“Oh, I don’t know, darling.”
“She really is an ass— I wish we’d let Amanda and Dick have it.”
She turned moodily away and stared up at the chaste curve of the staircase, down which floated some masochistic transistor-plaint.
The calmness with which James Meredith heard these ominous remarks implied that he had been married to them for some time, and perhaps married as well to something love-able in the speaker. He gave her a pat on the behind, and she wheeled round with a lightning change to gaiety and they went upstairs as entwined as if they were eighteen—which, except for living in a body that had been here for some fifty years, Diana was.
CHRISTINE SPENT MORE
money than she was pleased to, during the next few days, sitting in the shops, sitting in the cinema, sitting over her lunch. Her lodgings were not a place in which anyone could sit.
Why had she gone to live there at all?
On an afternoon in January, more than a year ago now, she had happened to be on some errand which had taken her to Hampstead Village.
It had been the usual kind of Smith errand; one of the electric deities installed in the temple consecrated to their worship had turned capricious (as they all frequently did) and the shop from which this particular one had been bought was not local; Mrs Smith’s infrequent excursions from beneath her own roof were usually made in search of new shops displaying gadgets, and she had found this one in Hampstead and ordered whatever-it-was to be sent home to Mortimer Road, and then, after ten days, it had Gone Wrong, and would Christine go over to Hampstead, they were sure to be open though it was a Saturday, and just ask them to pop across to Crouch End and put it right; Mrs. Smith combined an impatient belief in the power of shop-people to ‘put things right’ with an immediate acceptance of the fact that they usually couldn’t, and would have to send the gadget back to its makers.
So Christine had uncomplainingly gone, putting aside the small tasks of interest to herself that she was leaving at home, and had enjoyed, in a mild way, the journey in a bouncing bus across the Hampstead ridge and the snowy Heath.
The shop was not easily found; it was new, and bright in a cheap way, and braving things out in a tiny back lane. The
young
man inside it seemed at once gay and without hope—the familiar contemporary attitude—and Christine had left whatever-it-was with him and come outside again and walked off.

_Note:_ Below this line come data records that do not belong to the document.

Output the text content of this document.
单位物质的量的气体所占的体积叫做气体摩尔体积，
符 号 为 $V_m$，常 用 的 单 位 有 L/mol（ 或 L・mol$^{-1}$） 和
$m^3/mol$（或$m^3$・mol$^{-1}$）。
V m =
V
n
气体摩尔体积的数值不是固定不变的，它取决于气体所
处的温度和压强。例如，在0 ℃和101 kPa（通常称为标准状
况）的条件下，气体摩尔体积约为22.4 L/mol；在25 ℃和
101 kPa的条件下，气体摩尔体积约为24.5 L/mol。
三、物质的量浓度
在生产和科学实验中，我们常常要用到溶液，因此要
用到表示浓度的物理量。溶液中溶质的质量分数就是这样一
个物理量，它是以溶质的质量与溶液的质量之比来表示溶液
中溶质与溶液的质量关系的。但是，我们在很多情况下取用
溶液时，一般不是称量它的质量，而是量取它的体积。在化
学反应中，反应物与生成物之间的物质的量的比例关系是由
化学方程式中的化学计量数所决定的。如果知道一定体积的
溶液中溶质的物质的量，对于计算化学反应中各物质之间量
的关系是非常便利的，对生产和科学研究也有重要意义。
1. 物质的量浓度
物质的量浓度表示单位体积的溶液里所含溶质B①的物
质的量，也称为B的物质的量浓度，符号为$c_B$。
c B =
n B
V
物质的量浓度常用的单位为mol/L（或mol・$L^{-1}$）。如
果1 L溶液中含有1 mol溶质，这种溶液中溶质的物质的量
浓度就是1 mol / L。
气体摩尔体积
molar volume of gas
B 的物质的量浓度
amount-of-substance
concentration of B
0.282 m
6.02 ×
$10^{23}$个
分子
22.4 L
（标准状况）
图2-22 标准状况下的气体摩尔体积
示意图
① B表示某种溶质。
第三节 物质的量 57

And then she had mislaid, rather than lost, her way for perhaps five or seven minutes, and during that time she had come upon a church, an old church, shadowed by the sweeping branches of a cedar burdened in dazzling snow. The sight of it, and the long curve of a snow-covered wall bordering the graveyard in which it stood, filled her with an unfamiliar, exquisite emotion.
Perhaps it is impossible for people who have often experienced this feeling to conceive the effect it had upon a mind stunned and dimmed for more than half a century by ugly sounds and commonplace sights, and it is true that Christine’s visitor had to find its way through a thickish barrier. But it did find its way, and afterwards, for more than a year now, she had thought of the moment as ‘That Day’, and had wanted to have the feeling again.
Occasionally it reappeared as a kind of ghost of its self, lacking its first force, and when she had once encountered this memory-feeling in Iver Street, while taking a short cut to a bus-stop, she had associated it with the ruined grace of the old houses there and decided, in an odd, confused way that was most unlike her usual habit of mind, to look for a room there when she left Mary’s, where she had gone for a few weeks after her parents’ death, and go to live in one of those houses; just for a time, just until she had decided what to do about her future.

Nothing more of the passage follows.